Merck stops study of HIV vaccine
The trial of about 3,000 HIV-negative volunteers was being co-sponsored by Merck and the HIV
Vaccine Trials Network (HVTN), the largest clinical trials program for developing
and testing HIV vaccines which is part of the NIH.
Merck had been testing the drug for 10 years and, while the
vaccine was not thought to have huge commercial potential, it was considered important
in the global effort against the virus that causes AIDS. The best way to control the spread of the disease is thought to be through a prophylatic vaccine.
Had it worked, V520, as the vaccine was known internally, would have added to a string of R&D successes for Merck that also have included Gardasil, a vaccine against the virus that causes cervical cancer, and Januvia, a diabetes pill. Cordaptive, an extended-release niacin + flush inhibitor, was recently filed with the FDA.
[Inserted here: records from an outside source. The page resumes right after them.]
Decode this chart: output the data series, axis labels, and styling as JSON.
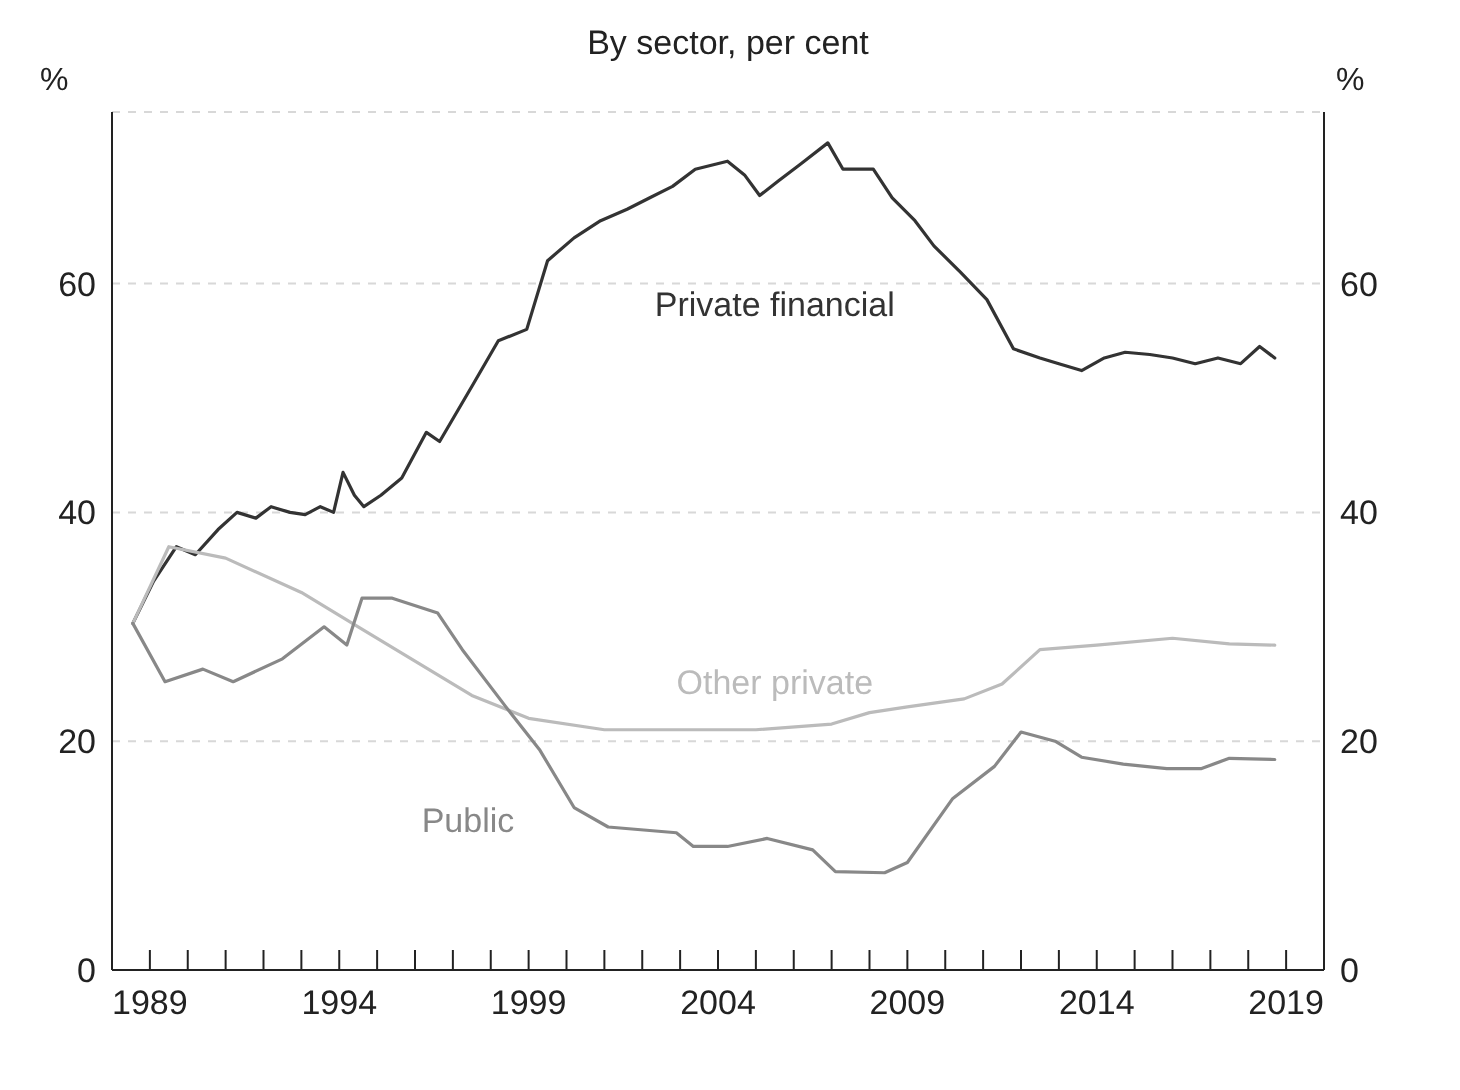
{
  "chart_data": {
    "type": "line",
    "title": "By sector, per cent",
    "ylabel": "%",
    "y2label": "%",
    "xlim": [
      1988,
      2020
    ],
    "xticks": [
      1989,
      {
        "value": 1990,
        "label": null
      },
      {
        "value": 1991,
        "label": null
      },
      {
        "value": 1992,
        "label": null
      },
      {
        "value": 1993,
        "label": null
      },
      1994,
      {
        "value": 1995,
        "label": null
      },
      {
        "value": 1996,
        "label": null
      },
      {
        "value": 1997,
        "label": null
      },
      {
        "value": 1998,
        "label": null
      },
      1999,
      {
        "value": 2000,
        "label": null
      },
      {
        "value": 2001,
        "label": null
      },
      {
        "value": 2002,
        "label": null
      },
      {
        "value": 2003,
        "label": null
      },
      2004,
      {
        "value": 2005,
        "label": null
      },
      {
        "value": 2006,
        "label": null
      },
      {
        "value": 2007,
        "label": null
      },
      {
        "value": 2008,
        "label": null
      },
      2009,
      {
        "value": 2010,
        "label": null
      },
      {
        "value": 2011,
        "label": null
      },
      {
        "value": 2012,
        "label": null
      },
      {
        "value": 2013,
        "label": null
      },
      2014,
      {
        "value": 2015,
        "label": null
      },
      {
        "value": 2016,
        "label": null
      },
      {
        "value": 2017,
        "label": null
      },
      {
        "value": 2018,
        "label": null
      },
      2019
    ],
    "ylim": [
      0,
      75
    ],
    "yticks": [
      0,
      20,
      40,
      60
    ],
    "y2lim": [
      0,
      75
    ],
    "y2ticks": [
      0,
      20,
      40,
      60
    ],
    "grid": "y",
    "legend": false,
    "marker": "none",
    "line_style": "solid",
    "series": [
      {
        "name": "Private financial",
        "color": "#333333",
        "x": [
          1988.55,
          1989.1,
          1989.7,
          1990.2,
          1990.8,
          1991.3,
          1991.8,
          1992.2,
          1992.7,
          1993.1,
          1993.5,
          1993.85,
          1994.1,
          1994.4,
          1994.65,
          1995.1,
          1995.65,
          1996.3,
          1996.65,
          1997.5,
          1998.2,
          1998.95,
          1999.5,
          2000.2,
          2000.9,
          2001.6,
          2002.2,
          2002.8,
          2003.4,
          2004.25,
          2004.7,
          2005.1,
          2005.6,
          2006.2,
          2006.9,
          2007.3,
          2008.1,
          2008.6,
          2009.2,
          2009.7,
          2010.4,
          2011.1,
          2011.8,
          2012.5,
          2013.0,
          2013.6,
          2014.2,
          2014.75,
          2015.4,
          2016.0,
          2016.6,
          2017.2,
          2017.8,
          2018.3,
          2018.7
        ],
        "values": [
          30.3,
          34,
          37,
          36.3,
          38.5,
          40,
          39.5,
          40.5,
          40,
          39.8,
          40.5,
          40,
          43.5,
          41.5,
          40.5,
          41.5,
          43,
          47,
          46.2,
          51,
          55,
          56,
          62,
          64,
          65.5,
          66.5,
          67.5,
          68.5,
          70,
          70.7,
          69.5,
          67.7,
          69,
          70.5,
          72.3,
          70,
          70,
          67.5,
          65.5,
          63.3,
          61,
          58.6,
          54.3,
          53.5,
          53,
          52.4,
          53.5,
          54,
          53.8,
          53.5,
          53,
          53.5,
          53,
          54.5,
          53.5
        ]
      },
      {
        "name": "Other private",
        "color": "#bbbbbb",
        "x": [
          1988.55,
          1989.5,
          1991,
          1993,
          1994.5,
          1996,
          1997.5,
          1999,
          2001,
          2003,
          2005,
          2007,
          2008,
          2009,
          2010.5,
          2011.5,
          2012.5,
          2014,
          2016,
          2017.5,
          2018.7
        ],
        "values": [
          30.3,
          37,
          36,
          33,
          30,
          27,
          24,
          22,
          21,
          21,
          21,
          21.5,
          22.5,
          23,
          23.7,
          25,
          28,
          28.4,
          29,
          28.5,
          28.4
        ]
      },
      {
        "name": "Public",
        "color": "#888888",
        "x": [
          1988.55,
          1989.4,
          1990.4,
          1991.2,
          1992.5,
          1993.6,
          1994.2,
          1994.6,
          1995.4,
          1996.6,
          1997.25,
          1998.4,
          1999.3,
          2000.2,
          2001.1,
          2002.9,
          2003.35,
          2004.25,
          2005.3,
          2006.5,
          2007.1,
          2008.4,
          2009.0,
          2010.2,
          2011.3,
          2012.0,
          2012.9,
          2013.6,
          2014.7,
          2015.85,
          2016.75,
          2017.5,
          2018.7
        ],
        "values": [
          30.3,
          25.2,
          26.3,
          25.2,
          27.2,
          30,
          28.4,
          32.5,
          32.5,
          31.2,
          28,
          23,
          19.2,
          14.2,
          12.5,
          12,
          10.8,
          10.8,
          11.5,
          10.5,
          8.6,
          8.5,
          9.4,
          15,
          17.8,
          20.8,
          20,
          18.6,
          18,
          17.6,
          17.6,
          18.5,
          18.4
        ]
      }
    ]
  }
}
“We share in the disappointment of the research and HIV communities today,” said Peter Kim, PhD, president, Merck Research Laboratories, in a statement. “Sadly, developing an effective AIDS vaccine remains one of the most challenging tasks facing modern medicine.”
According to Merck, the independent Data Safety Monitoring Board reviewed safety data and results of an interim efficacy analysis of the study, recommending discontinuation because the trial will not meet its efficacy endpoints.